In dieser Rolle gefällt sich auch Heatsick, wobei sich jener eher im subversiven Adolf Noise-Zynismus wohlfühlt als in Bomans nordischer Kuscheldecke. Der Titeltrack seines zweiten Albums für PAN schmeißt direkt mit fiesen Aphorismen um sich, ehe Heatsick die Watermarks des letzten Nicki Minaj-Albums persifliert, die Berliner U-Bahn und ein darin dargebotenes, grausames Wondercall-Cover samplet und noch allerlei anderen Schnickschnack in seine zähflüssigen House-Not-House-Arrangements packt. Irritieren will er, gelobt und gekauft wird er.
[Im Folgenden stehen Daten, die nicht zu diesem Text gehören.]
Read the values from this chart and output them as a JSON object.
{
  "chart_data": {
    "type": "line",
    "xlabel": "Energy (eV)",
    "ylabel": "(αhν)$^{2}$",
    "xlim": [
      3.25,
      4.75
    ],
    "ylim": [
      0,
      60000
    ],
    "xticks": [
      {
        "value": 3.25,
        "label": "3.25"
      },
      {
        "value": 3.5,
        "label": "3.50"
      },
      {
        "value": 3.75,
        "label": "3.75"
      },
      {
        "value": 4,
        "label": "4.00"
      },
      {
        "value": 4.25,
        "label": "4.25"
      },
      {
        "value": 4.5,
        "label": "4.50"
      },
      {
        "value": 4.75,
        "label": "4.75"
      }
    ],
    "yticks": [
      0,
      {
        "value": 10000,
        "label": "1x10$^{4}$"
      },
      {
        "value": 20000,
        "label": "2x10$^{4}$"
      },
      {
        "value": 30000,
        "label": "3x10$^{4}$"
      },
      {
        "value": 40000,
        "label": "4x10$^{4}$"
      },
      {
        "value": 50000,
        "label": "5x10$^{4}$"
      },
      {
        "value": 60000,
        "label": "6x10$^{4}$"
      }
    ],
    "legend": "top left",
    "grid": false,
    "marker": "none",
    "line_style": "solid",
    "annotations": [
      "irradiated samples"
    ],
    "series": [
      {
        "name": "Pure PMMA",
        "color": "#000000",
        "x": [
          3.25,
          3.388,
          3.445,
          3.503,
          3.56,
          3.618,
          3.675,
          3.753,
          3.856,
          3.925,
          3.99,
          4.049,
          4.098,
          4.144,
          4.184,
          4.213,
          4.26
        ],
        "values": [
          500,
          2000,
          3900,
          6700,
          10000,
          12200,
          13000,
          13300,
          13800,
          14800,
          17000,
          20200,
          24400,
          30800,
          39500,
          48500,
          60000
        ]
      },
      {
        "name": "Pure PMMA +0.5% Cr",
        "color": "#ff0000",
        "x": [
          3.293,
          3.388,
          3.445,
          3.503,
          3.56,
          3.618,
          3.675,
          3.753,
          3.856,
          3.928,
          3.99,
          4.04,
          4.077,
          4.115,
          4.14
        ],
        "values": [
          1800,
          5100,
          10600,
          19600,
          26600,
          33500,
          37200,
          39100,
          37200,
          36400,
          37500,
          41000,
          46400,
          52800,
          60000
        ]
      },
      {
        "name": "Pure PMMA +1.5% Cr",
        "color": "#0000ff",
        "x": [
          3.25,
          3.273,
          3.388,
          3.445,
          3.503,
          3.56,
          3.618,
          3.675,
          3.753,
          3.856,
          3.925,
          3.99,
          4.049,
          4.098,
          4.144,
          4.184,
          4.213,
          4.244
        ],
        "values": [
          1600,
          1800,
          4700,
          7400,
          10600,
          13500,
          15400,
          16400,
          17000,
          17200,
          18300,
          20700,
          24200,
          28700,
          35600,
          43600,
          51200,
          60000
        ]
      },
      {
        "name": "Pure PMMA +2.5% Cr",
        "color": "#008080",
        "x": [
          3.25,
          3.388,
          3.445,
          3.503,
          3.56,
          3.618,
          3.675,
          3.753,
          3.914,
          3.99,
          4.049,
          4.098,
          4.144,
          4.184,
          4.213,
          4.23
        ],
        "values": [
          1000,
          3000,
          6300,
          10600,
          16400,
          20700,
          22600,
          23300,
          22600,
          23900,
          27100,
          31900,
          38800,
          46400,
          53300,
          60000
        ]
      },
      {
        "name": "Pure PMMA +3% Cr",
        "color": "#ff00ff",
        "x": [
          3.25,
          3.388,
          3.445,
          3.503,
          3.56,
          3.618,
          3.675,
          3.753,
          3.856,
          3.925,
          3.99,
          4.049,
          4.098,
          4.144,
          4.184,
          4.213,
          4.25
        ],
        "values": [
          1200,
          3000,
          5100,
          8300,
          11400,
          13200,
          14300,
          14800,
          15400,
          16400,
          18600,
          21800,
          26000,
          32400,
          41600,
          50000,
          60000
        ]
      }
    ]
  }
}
Also zumindest von mir.

Die Engländer verkaufen uns bekanntermaßen etwa einmal pro Monat die Revolution in geflügelten Worten, aber verdammt nochmal, Logos’ »Cold Mission« könnte tatsächlich wieder einer dieser Quantensprünge sein, die all things Dubstep nachhaltig ändert. Nun sind diese amorphen, minimalistischen Beats streng genommen definitiv eher Grim(m)e als Dubstep, aber da man unter diesen Begriff mittlerweile alles mit gutem Gewissen subsumiert, was nicht eins zu eins wie 90s Piano-House mit Vocal-Sample klingt, treiben wir die alte Kuh halt nochmal durch’s Dorf. «Cold Mission« ist eine Sensation, soviel steht fest, ob im größeren Kontext wie der frühe Dizzee oder Burial oder weniger nachhaltig wie die Purple-Boys um Joker und Guido, das wird sich zeigen. Solange: early adopten, besserwissen und in der Bahn das Fußvolk belächeln, das gerade Mount Kimbie entdeckt hat.

Guido
Moods Of Future Joy
Tectonic • 2013 • ab 12.59€
Wo wir gerade bei der Original Purple Swag-Posse waren: Guido hat ein neues Album gemacht und eröffnet »Moods Of Future Joy« direkt mit der offensichtlichsten »Futuresex/Lovesounds« Verneigung in seinem ohnehin Timbo-lastigen Oeuvre. Danach dann die Bristol-Version von Dres Xxplosive inklusive Alien-Vokoder. Und weiter mit androgynem R&B, Hud Mo Steroiden, Regen in der Sahara und diesen ganzen wunderschön käsigen Synths überall. Ich mag den immer noch, den Guido.

So und am Ende dann noch die britischste Tanzplatte von allen: West Norwood Cassette Library hat bereits auf einer Hand voll Maxis demonstriert, dass ihm Schubladen höchst zuwider sind, was auf »8 Track Cartridge« passiert, treibt diesen Genre-Clusterfuck aber auf die Spitze. Im einen Moment hüpft er mit Plüschkissen zu Dee-Lite, im nächsten setzt es Amen-Breaks, Acid-Lines, Autoscooter-Jungle und kontemplativen After Hour House. Kohärent ist das seltsamerweise trotzdem, einfach weil man diesem Derwisch in jeder Sekunde diese diebische Freude über seine Sauereien anmerkt.